Learning DT is significantly harder than just going nomod. As new player you'll probably have an easy time DT-ing salads but the jump to platter is huge. By the time you can play platters dt which are 4*~, you'll probably be playing overdoses which are 5-6*~. Since you progress so much visibly faster in both skill and pp nomod you'll be discouraged and probably focus more on nomod. Furthermore you'll probably shift your focus to HR as it's way easier to learn.
The jump from platter to rain is even harder and by then any play you'll do with dt will most likely not give you any pp. Your plays won't show up in your top ranks, and on leaderboards they will be burried under a ton of HR scores or even HD scores if you don't play HDDT.
There are plenty of 4-5* DT scores but they just don't get noticed.
As for converts, barely anyone even FCs 6* converts nomod, can't expect people to dt 4-5* which is ~6*.
^ True!
Also the catcher speed in CTB is fixed, that means certain jumps are mathematically impossible to react to unless you have predicted/memorised the next fruit, which is pretty hard since many converted maps have non-uniform spacing/jump-timings in CTB.
Some converted maps have strict edge-jumps too, it is like playing a normal CS4 map on AR9 DT in Standard, but all of a sudden a CS10 circle appears randomly, and you'll have to click it off-rhythm/a little early to ht it. If you don't hit a perfect 300 that's considered a miss, and if the next pattern is some cross-screen jumps, you will be forced to fail; this can appear as many times as the map allows, usually up to 3-4 times in a particularly hard 4+ star convert, which could be around 5.8* with DT. AKA you won't gain any pp at all at that skill level considering you would have completed all the 7* - 8* maps in CTB specifics.
So to sum it all up for convert AR9 DTs:
1. Sometimes it's mathematically impossible to AR9 DT unless previously memorised.
2. Sometimes it is mechanically impossible due to keyboard inconsistencies, not falling within the window of error allowed for strict edge-jumps.

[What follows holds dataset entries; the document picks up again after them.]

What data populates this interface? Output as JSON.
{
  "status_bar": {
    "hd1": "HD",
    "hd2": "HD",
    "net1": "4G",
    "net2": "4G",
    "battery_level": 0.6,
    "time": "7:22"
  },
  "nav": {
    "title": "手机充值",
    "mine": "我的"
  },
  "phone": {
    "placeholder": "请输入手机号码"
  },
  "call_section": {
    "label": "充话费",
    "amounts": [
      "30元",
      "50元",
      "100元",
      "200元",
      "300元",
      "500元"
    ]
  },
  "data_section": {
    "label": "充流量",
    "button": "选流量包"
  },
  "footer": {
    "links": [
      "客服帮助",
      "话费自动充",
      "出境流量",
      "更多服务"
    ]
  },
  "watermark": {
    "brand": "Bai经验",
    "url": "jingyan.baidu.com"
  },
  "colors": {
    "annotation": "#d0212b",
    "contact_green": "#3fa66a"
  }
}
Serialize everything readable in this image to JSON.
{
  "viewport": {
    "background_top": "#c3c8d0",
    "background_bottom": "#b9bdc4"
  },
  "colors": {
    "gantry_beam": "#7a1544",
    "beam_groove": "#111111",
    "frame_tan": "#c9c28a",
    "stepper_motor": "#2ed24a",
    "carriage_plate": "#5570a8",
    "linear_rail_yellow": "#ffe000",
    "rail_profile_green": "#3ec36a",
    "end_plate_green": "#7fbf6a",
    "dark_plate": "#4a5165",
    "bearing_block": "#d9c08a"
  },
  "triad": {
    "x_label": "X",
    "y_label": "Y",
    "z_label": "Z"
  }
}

3. Sometimes it is humanly impossible for the fingers to be consistently that precise over a marathon song.
4. Most of the time there is no pattern/rhythmic indications for players to memorise, one must resort memorise by brute force or luck.
5. Most of the time a good DT play on said converts is impossible to appear on the top 50 leaderboard, people don't really know it's being done.
6. Most of the time said converts don't even give pp, it is impossible for people to see it from someone's top pp score on his/her profile.
7. So basically one has to play thousands of times and spend countless hours on something completely rewardless, while there are hundreds of rewarding things to do with all that effort, all on something that is very likely to be utterly impossible and/or invisible to the community.
8. Essentially, people only do it for novelty and self-challenge, and the only people who can do it are already novel and constantly challenging themselves over other aspects of the game; and even if all of the above conditions has been satisfied for these top-end motivated players, they are not guaranteed to gain anything at all in the end, superficially, socially, or emotionally.
TL;DR version: Can't do it, won't do it, shouldn't do it.